Oh man, this is sooo tempting...especially the first two...but I've been so busy this semester that I don't think I could take care of another boy.


----------



## anglnarnld (Aug 27, 2010)

In michigan and can you put them on hold for me


----------



## MMK (Nov 5, 2010)

Hey, I think....I could be WAY off base with this...that I bought a black HM betta from you earlier in the summer. This is just based on your location, that you mentioned you had several when I met you, and the fact that your bettas are all gorgeous!!! Anywho, I would love to buy another, but I'm at my max at this point.

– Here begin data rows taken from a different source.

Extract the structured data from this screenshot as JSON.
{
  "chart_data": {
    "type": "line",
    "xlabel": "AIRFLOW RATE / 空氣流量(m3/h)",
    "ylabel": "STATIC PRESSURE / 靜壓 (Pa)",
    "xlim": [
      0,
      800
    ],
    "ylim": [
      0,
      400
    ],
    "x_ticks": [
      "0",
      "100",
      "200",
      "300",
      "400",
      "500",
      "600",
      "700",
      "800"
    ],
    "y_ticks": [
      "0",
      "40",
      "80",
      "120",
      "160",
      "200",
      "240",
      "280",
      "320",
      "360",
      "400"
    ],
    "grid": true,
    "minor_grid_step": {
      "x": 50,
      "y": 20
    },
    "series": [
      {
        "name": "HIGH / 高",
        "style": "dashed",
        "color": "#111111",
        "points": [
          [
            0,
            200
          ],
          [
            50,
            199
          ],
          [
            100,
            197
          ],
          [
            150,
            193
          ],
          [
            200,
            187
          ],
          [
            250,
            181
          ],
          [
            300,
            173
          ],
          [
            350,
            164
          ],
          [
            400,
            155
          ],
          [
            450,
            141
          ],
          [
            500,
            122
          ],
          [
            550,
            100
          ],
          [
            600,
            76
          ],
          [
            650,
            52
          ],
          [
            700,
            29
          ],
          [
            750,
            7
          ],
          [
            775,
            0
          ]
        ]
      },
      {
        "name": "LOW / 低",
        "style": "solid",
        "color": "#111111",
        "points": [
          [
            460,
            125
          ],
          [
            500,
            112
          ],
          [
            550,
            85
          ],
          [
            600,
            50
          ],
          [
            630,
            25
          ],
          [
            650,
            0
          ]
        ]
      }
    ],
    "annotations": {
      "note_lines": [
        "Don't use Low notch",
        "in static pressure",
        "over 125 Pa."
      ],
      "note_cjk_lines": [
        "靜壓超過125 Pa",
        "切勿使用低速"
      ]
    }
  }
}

If it was you, thanks SO much! I just love him and it was a great opportunity to buy a beautiful betta.


----------



## animallover4lyfe (Jul 7, 2010)

Omg? Lol black Hm with green tint to him? Off kijiji no?


----------



## MMK (Nov 5, 2010)

Yup, that was the one!! This is too funny!


----------



## animallover4lyfe (Jul 7, 2010)

Omg Hahahha!!! This is too funny!! And no problem!!! Im glad he got a good home! How's he doing?!


----------



## MMK (Nov 5, 2010)

Really good. He is a very active little guy! I have him in a 5 gallon and he tears around it! Thanks again! I can't believe I found you on here, small world. You have lovely bettas btw!


----------



## animallover4lyfe (Jul 7, 2010)

Awww That's so good to hear! I would love to see pictures  I know small world eh i only joined here by accident finding it on google I think? Lol and thank you!!! I have so many Bettas it's insane lol


----------



## MMK (Nov 5, 2010)

haha! I have a couple shots in my photo thread that is just down the page!


----------



## bettabreeder123 (Nov 7, 2010)

yo i am in newjersy and i think i am willing to buy the RCTM (red crowntail male)


----------